Construction of multi-layer Pt-based self-supporting catalyst for high-current-density hydrogen evolution reaction

Abstract

The construction of efficient, durable, and self-supported Pt-based electrodes for industrial-scale hydrogen production presents a primary challenge. Herein, the multi-layer Pt-based self-supporting catalyst Pt-Cu-NiP/FP (Filter Paper) is prepared via mild electroless plating. The construction of the multi-layer structure can provide a large exposed surface area, allowing for more active reactant adsorption. Moreover, porous Pt can efficiently enhance the utilization as well as reduce the amount of Pt.

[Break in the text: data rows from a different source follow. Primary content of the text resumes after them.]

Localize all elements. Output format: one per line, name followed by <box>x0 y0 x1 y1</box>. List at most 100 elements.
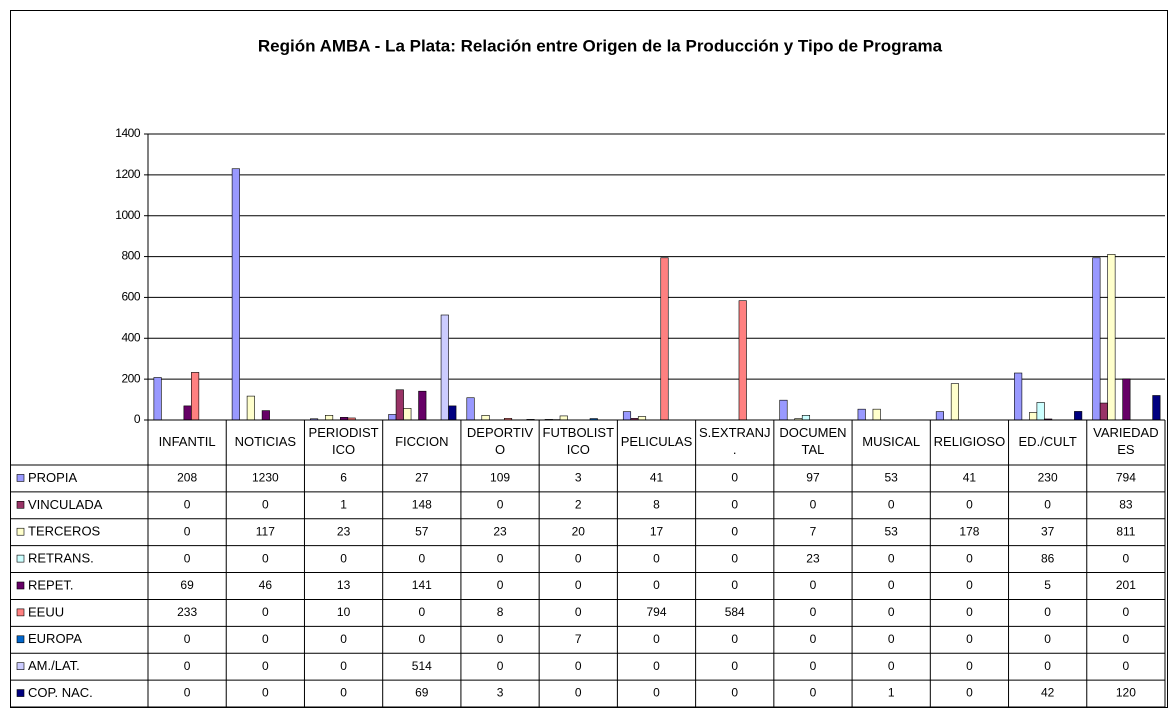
table-value: 0 <box>966 551 973 565</box>
table-value: 0 <box>888 498 895 512</box>
bar <box>622 411 632 421</box>
legend-label: AM./LAT. <box>28 658 80 673</box>
table-value: 0 <box>653 686 660 700</box>
y-tick-label: 400 <box>121 330 140 344</box>
y-tick-label: 600 <box>121 290 140 304</box>
table-value: 0 <box>340 686 347 700</box>
table-value: 0 <box>966 498 973 512</box>
bar <box>1122 378 1131 421</box>
legend-swatch <box>16 689 25 697</box>
bar <box>246 395 255 421</box>
x-tick-label: VARIEDAD ES <box>1093 425 1159 457</box>
y-tick-label: 1200 <box>115 167 141 181</box>
table-value: 0 <box>731 686 738 700</box>
table-value: 0 <box>262 686 269 700</box>
x-tick-label: S.EXTRANJ. <box>699 425 771 457</box>
table-value: 0 <box>810 632 817 646</box>
table-value: 0 <box>1123 605 1130 619</box>
table-value: 8 <box>497 605 504 619</box>
table-value: 83 <box>1119 498 1133 512</box>
table-value: 0 <box>262 551 269 565</box>
bar <box>1107 254 1116 421</box>
bar <box>403 408 412 421</box>
legend-swatch <box>16 474 25 482</box>
legend-swatch <box>16 527 25 536</box>
table-value: 0 <box>184 632 191 646</box>
chart-title: Región AMBA - La Plata: Relación entre O… <box>258 36 943 55</box>
table-value: 0 <box>731 551 738 565</box>
legend-label: RETRANS. <box>28 551 94 566</box>
table-value: 208 <box>177 471 197 485</box>
table-value: 0 <box>184 551 191 565</box>
bar <box>418 390 427 421</box>
table-value: 0 <box>1044 632 1051 646</box>
table-value: 0 <box>1123 632 1130 646</box>
bar <box>857 408 866 421</box>
table-value: 230 <box>1038 471 1058 485</box>
table-value: 0 <box>731 524 738 538</box>
bar <box>950 383 959 421</box>
bar <box>440 314 449 421</box>
table-value: 23 <box>806 551 820 565</box>
table-value: 23 <box>337 524 351 538</box>
bar <box>637 416 647 421</box>
bar <box>801 415 811 421</box>
table-value: 0 <box>810 605 817 619</box>
bar <box>153 377 162 421</box>
table-value: 53 <box>885 471 899 485</box>
bar <box>1074 411 1083 421</box>
bar <box>872 408 881 421</box>
bar <box>738 300 747 421</box>
table-value: 86 <box>1041 551 1055 565</box>
table-value: 120 <box>1116 686 1136 700</box>
legend-swatch <box>16 501 25 509</box>
table-value: 0 <box>1044 498 1051 512</box>
table-value: 0 <box>497 632 504 646</box>
x-tick-label: PERIODIST ICO <box>309 425 379 457</box>
table-value: 0 <box>1044 659 1051 673</box>
table-value: 7 <box>810 524 817 538</box>
table-value: 0 <box>340 632 347 646</box>
bar <box>388 414 397 421</box>
table-value: 37 <box>1041 524 1055 538</box>
table-value: 0 <box>1123 551 1130 565</box>
table-value: 0 <box>184 659 191 673</box>
table-value: 13 <box>337 578 351 592</box>
table-value: 0 <box>966 659 973 673</box>
table-value: 0 <box>262 498 269 512</box>
bar <box>448 405 457 421</box>
table-value: 0 <box>497 551 504 565</box>
y-tick-label: 1000 <box>115 208 141 222</box>
legend-label: EEUU <box>28 604 64 619</box>
bar <box>1099 402 1108 421</box>
table-value: 0 <box>888 605 895 619</box>
table-value: 811 <box>1116 524 1135 538</box>
table-value: 0 <box>653 551 660 565</box>
table-value: 0 <box>653 659 660 673</box>
y-tick-label: 800 <box>121 249 140 263</box>
table-value: 0 <box>1123 659 1130 673</box>
table-value: 46 <box>259 578 273 592</box>
table-value: 0 <box>262 659 269 673</box>
table-value: 0 <box>966 578 973 592</box>
x-tick-label: INFANTIL <box>159 434 216 449</box>
table-value: 0 <box>810 498 817 512</box>
bar <box>1029 412 1038 421</box>
table-value: 6 <box>340 471 347 485</box>
table-value: 0 <box>731 498 738 512</box>
bar <box>183 405 192 421</box>
table-value: 0 <box>731 471 738 485</box>
legend-label: REPET. <box>28 577 74 592</box>
table-value: 0 <box>497 578 504 592</box>
bar <box>395 389 404 421</box>
table-value: 10 <box>337 605 351 619</box>
legend-label: EUROPA <box>28 631 82 646</box>
legend-swatch <box>16 608 25 617</box>
table-value: 148 <box>412 498 432 512</box>
x-tick-label: ED./CULT <box>1019 434 1077 449</box>
table-value: 23 <box>493 524 507 538</box>
bar <box>559 415 568 421</box>
table-value: 0 <box>575 686 582 700</box>
table-value: 1 <box>888 686 895 700</box>
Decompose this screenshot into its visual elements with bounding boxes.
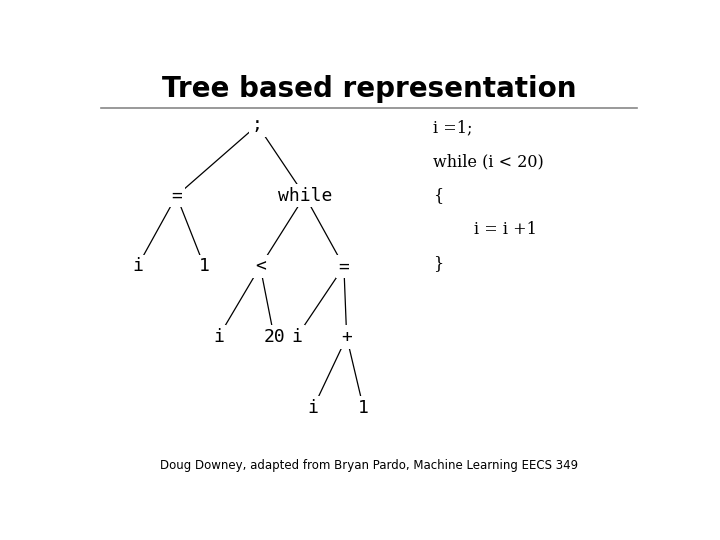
Text: ;: ; bbox=[252, 116, 263, 134]
Text: Tree based representation: Tree based representation bbox=[162, 75, 576, 103]
Text: =: = bbox=[171, 187, 182, 205]
Text: i: i bbox=[132, 258, 143, 275]
Text: while (i < 20): while (i < 20) bbox=[433, 153, 544, 170]
Text: =: = bbox=[338, 258, 349, 275]
Text: Doug Downey, adapted from Bryan Pardo, Machine Learning EECS 349: Doug Downey, adapted from Bryan Pardo, M… bbox=[160, 460, 578, 472]
Text: }: } bbox=[433, 255, 444, 272]
Text: i =1;: i =1; bbox=[433, 119, 472, 136]
Text: {: { bbox=[433, 187, 444, 204]
Text: +: + bbox=[341, 328, 352, 346]
Text: i: i bbox=[213, 328, 224, 346]
Text: i = i +1: i = i +1 bbox=[433, 221, 537, 238]
Text: <: < bbox=[255, 258, 266, 275]
Text: i: i bbox=[307, 399, 319, 417]
Text: 20: 20 bbox=[264, 328, 285, 346]
Text: 1: 1 bbox=[199, 258, 210, 275]
Text: i: i bbox=[291, 328, 302, 346]
Text: 1: 1 bbox=[358, 399, 369, 417]
Text: while: while bbox=[278, 187, 332, 205]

In addition, compared with metal substrates like nickel foam (NF) and copper foam (CF), FP allows for wide-angle bending without obvious current density attenuation during hydrogen evolution reaction (HER), which ensures the application in practical operation and transportation. Pt-Cu-NiP/FP exhibits ultralow overpotential 186 mV at 1000 mA cm-2 during the HER in 1 M KOH. Remarkably, Pt-Cu-NiP/FP can maintain stable operation for 100 h at 1 A cm-2. Our findings present an innovative approach for the design of multi-layer Pt-based self-supporting catalysts, enabling stable operation under high current densities with low overpotentials. This is achieved through a well-defined hierarchical structure that leverages a synergistic effect and effectively modulates the coordination environment of Pt through electroless plating.